Experts in the daily routine of happiness

IIf anyone knows the secret to happiness, it’s definitely the people who have spent their careers studying it. What’s the first thing they’ll tell you? Always being happy is not a feasible or even desirable goal.

“It’s not a yellow smiley face,” says positive psychologist Stella Grizont, founder and CEO of Woopaah, which focuses on workplace wellbeing. “It’s true to yourself and all the emotions that come up.” Instead of trying to turn that frown upside down, she says, true happiness comes from being around you with lots of love, being served, and having a good time.

Grizont was among the top 18 happiness experts surveyed by TIME for their daily habits and the expert insights they are most likely to apply to their personal lives. The results are obvious—and can help all of us improve our moods and health.

The meaning of happiness is, to some extent, subjective. But nearly every expert we surveyed emphasized the same ingredients: a feeling of control and autonomy over one’s life, guided by meaning and purpose, and a connection to one’s life. the others. And most of them agree that happiness can be measured, reinforced, and taught. “The more you find yourself happy or grateful, the more it grows,” says Grizont.

Other questions we asked—such as “is happiness a choice?”—caused disagreement. Most experts are somewhere in between, especially because of the multitude of external variables that affect mood. “It’s part choice, part innate,” says Tal Ben-Shahar, co-founder of the Online Happiness Research Institute. “And the selection part is choosing to work hard.”

Experts disagree on whether happiness can be bought. As author and podcaster Gretchen Rubin said, “Money can’t buy happiness, but it can buy great contributions,” such as enjoyable experiences. Spending money on others is also linked to happiness. However, many of the most reliable ways to increase happiness levels are free, such as meditation and compassion practices, gratitudeand altruism.
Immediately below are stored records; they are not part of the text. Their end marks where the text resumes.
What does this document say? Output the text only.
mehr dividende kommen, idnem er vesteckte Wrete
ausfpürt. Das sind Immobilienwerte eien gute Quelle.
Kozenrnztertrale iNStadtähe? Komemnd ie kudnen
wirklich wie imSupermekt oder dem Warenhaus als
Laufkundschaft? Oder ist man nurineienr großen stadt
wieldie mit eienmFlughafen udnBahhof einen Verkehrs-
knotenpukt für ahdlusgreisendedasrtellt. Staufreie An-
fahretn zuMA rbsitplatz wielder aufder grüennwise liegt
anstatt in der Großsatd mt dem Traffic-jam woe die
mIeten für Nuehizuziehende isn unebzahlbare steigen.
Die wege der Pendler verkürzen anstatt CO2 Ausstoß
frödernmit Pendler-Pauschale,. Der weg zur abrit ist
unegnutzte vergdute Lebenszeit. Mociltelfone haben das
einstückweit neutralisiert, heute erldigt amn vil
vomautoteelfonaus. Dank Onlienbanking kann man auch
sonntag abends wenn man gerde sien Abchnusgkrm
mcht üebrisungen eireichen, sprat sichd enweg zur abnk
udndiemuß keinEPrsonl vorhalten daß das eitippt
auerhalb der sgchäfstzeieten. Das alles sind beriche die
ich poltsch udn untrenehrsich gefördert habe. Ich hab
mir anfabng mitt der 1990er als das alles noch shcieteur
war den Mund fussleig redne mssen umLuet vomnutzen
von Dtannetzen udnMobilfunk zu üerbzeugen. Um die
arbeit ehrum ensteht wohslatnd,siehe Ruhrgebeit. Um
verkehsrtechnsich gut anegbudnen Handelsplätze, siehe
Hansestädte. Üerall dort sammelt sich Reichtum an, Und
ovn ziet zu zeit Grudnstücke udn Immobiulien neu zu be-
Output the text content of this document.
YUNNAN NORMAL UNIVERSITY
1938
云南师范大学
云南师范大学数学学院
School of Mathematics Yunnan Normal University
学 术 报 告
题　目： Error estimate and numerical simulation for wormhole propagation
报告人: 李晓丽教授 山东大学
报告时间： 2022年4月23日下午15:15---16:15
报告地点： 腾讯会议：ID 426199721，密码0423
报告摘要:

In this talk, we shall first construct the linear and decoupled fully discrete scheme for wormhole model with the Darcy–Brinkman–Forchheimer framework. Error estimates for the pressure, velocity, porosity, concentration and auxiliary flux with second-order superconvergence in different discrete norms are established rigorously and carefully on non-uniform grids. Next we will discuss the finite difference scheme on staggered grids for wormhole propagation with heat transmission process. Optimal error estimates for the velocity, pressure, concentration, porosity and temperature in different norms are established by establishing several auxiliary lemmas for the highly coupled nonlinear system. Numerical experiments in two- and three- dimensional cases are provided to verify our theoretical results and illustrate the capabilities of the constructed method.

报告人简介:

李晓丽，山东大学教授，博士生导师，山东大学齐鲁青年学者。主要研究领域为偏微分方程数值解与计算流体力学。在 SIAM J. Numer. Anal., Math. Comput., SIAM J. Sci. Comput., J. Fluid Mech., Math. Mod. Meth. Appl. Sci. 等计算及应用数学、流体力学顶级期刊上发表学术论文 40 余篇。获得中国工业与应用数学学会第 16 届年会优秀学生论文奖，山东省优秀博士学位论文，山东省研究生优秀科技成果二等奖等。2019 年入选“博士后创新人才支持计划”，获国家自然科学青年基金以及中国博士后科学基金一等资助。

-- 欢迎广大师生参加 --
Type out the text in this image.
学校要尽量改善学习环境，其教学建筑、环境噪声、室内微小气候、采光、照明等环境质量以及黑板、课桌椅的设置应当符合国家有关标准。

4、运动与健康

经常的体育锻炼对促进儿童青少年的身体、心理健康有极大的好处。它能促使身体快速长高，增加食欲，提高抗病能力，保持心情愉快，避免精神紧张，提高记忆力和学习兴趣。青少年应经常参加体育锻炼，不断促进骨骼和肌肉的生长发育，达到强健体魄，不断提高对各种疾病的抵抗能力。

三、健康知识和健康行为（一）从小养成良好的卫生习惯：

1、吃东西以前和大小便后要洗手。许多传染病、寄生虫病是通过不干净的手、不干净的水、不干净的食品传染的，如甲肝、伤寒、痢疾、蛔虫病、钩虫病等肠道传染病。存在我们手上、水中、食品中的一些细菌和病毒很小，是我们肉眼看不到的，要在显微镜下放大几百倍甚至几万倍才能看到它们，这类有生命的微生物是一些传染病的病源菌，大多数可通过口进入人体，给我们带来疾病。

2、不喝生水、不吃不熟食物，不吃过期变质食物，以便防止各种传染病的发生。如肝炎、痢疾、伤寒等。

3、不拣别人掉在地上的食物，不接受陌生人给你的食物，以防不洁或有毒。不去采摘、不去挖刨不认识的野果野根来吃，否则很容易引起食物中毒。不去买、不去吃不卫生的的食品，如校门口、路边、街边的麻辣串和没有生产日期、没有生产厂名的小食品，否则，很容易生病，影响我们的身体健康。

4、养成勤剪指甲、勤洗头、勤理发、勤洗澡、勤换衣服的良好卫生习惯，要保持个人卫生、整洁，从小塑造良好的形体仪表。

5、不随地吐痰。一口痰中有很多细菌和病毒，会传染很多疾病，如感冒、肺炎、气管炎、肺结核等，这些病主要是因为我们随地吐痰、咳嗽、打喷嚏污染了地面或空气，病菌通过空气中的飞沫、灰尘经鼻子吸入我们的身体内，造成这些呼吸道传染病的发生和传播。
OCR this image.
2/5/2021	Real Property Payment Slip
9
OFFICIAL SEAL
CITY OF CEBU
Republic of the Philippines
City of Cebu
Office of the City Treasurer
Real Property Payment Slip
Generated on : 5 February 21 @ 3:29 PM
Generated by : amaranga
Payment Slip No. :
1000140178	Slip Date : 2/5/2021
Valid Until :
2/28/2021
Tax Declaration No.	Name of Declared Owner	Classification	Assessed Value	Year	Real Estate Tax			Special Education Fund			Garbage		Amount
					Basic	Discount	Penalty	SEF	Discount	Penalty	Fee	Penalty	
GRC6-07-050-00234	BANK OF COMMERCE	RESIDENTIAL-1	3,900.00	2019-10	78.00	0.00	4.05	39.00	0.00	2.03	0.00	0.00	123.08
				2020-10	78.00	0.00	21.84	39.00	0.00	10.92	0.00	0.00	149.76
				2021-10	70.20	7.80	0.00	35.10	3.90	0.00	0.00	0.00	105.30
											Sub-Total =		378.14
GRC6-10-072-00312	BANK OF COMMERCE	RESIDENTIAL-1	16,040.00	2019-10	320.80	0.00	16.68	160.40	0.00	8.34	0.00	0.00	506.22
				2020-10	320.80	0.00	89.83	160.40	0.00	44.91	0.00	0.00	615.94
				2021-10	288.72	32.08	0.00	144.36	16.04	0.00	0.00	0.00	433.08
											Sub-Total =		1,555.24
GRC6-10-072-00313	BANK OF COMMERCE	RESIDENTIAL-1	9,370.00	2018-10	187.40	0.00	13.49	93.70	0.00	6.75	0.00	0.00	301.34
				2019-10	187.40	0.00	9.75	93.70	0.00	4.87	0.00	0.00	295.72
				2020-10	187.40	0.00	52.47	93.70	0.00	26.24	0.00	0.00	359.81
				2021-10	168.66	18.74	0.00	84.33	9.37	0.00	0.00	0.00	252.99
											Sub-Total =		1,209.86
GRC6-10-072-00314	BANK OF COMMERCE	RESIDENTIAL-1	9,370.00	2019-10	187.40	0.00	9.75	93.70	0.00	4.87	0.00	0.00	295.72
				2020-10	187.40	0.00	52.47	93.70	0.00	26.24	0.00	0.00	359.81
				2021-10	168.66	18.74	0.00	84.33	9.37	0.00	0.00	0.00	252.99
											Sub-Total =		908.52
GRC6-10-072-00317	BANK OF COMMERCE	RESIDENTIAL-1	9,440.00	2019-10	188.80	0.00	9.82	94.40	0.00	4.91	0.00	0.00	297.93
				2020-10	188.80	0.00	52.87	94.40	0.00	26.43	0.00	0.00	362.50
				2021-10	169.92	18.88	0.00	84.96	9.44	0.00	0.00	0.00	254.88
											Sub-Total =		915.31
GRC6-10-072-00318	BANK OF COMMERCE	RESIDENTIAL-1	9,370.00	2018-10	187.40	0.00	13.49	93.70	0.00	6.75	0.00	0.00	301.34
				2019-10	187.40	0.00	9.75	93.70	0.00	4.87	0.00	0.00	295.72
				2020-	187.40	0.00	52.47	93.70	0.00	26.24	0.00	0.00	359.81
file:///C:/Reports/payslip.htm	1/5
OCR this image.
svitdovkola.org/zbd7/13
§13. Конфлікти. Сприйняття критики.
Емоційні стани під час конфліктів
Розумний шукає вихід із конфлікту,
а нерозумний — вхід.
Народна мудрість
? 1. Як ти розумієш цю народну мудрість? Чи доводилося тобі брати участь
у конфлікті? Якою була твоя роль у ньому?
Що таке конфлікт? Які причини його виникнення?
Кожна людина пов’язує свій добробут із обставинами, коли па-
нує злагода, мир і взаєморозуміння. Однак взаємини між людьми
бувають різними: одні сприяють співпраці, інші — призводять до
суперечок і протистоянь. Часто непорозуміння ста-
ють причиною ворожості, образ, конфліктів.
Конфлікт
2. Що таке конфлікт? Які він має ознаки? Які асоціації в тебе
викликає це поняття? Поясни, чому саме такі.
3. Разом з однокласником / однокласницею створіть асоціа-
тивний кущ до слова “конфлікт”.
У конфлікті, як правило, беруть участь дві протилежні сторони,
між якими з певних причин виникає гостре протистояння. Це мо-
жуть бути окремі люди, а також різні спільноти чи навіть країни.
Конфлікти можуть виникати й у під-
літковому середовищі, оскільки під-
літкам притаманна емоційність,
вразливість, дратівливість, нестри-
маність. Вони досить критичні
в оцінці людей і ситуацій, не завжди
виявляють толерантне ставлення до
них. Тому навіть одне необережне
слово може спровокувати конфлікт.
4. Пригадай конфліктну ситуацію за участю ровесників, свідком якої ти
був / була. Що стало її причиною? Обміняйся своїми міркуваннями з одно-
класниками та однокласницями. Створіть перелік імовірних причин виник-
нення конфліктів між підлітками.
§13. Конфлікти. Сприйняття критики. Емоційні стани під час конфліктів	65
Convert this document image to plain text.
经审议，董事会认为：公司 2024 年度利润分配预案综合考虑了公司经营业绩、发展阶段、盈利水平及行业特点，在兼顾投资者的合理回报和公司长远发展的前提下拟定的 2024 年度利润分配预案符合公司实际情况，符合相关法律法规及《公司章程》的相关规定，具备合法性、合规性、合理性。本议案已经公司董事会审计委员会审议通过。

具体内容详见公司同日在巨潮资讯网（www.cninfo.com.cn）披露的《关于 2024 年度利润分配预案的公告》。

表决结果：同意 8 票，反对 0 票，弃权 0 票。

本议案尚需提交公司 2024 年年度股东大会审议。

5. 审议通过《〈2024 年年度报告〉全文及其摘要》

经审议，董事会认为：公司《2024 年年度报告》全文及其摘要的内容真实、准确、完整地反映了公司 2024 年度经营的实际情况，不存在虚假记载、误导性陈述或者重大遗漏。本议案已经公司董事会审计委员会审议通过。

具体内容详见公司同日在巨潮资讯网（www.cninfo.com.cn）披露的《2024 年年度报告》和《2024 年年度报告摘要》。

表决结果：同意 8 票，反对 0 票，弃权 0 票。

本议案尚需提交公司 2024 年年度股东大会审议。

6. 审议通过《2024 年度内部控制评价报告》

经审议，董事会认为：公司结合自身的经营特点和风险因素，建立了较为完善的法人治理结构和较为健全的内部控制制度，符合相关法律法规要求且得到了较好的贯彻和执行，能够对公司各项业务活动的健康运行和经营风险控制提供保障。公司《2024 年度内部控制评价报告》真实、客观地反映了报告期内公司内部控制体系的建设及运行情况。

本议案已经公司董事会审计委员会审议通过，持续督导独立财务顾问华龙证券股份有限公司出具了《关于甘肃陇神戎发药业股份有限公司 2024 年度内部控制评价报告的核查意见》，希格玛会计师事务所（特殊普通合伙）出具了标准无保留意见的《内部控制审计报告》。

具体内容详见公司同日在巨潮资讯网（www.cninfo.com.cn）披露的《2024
One of the most striking lessons focuses on the importance of acknowledging negative emotions, rather than repressing them. They agree that the idea that avoiding resentment, fear, or anger is healthy is one of the main misconceptions about happiness. Judith T. Moskowitz, professor of medical social sciences at Northwestern University Feinberg School of Medicine, says: We’re wrong to assume that focusing on happiness means acting like a “Pollyanna.” ignore the very real difficulties of life. Instead, experts say, we should try to accept and deal with difficult feelings appropriately.

Illustration by Timothy Goodman for TIME

Buy the cover copy of The Secret of the Happy Professionals here

So what works?

The experts we surveyed have several things in common about happiness habits. Spending time with family outside and with friends in a non-professional setting is important: most do both at least once a week and many socialize three to four times a week. week. John Zelenski, professor of psychology at Carleton University, describes Social relationships as the main building blocks of happiness. We all benefit from close friendships, romantic partners, and a “shared sense of respect and belonging,” he said.

Pursuing hobbies, such as art, music, cooking or reading, is also important. Most respondents make space for these hobbies five to six times a week. Mental health has long been associated with getting enough sleep, and our respondents prioritized at least seven hours of sleep each night. Exercising or playing sports is another shared habit, with respondents saying they exercise three to six times per week.

An extra key to unlock happiness could be Immerse yourself in nature. More than half of professionals report doing so at least three times a week. Emiliana Simon-Thomas, scientific director of the Greater Good Science Center at the University of California, Berkeley, notes that when she’s stressed, she goes for a walk and “feels magical.”[s] in flowers, trees, birds, insects.”

She also considers breathing exercises, poetry reading, and stand-up comedy as her regular activities. coping strategies on bad days. Other experts work through useless thoughts, anxiety, and stress by reviewing favorite books, listening to upbeat songs, or journaling. Some descriptions ask a friend to hug or let it out with a good cry.

When she’s feeling down, Jenn Lim, author of Beyond Happiness, do things that she knows will make her smile, such as surprise a loved one with a gift. She also reminds herself to be curious and gentle with herself. In addition to pausing to “identify and accept” her feelings, she also asks herself if the bad day was within or out of her control. “If it was within my control, then I could have acted better,” she said. And if there isn’t, she knows to let it go.

Barbara Fredrickson, professor of psychology at the University of North Carolina at Chapel Hill, regularly revisits her personal definition of happiness: choosing to nurture moments of meaning and enjoyment. When things get bleak, “I remind myself that whatever I’m facing, someone else has to face it,” she says. After all, happiness is a universal and ancient pursuit. Take comfort in knowing that even those passionate about the science of happiness sometimes find it an elusive concept — and they don’t let that stop them from getting any closer to it.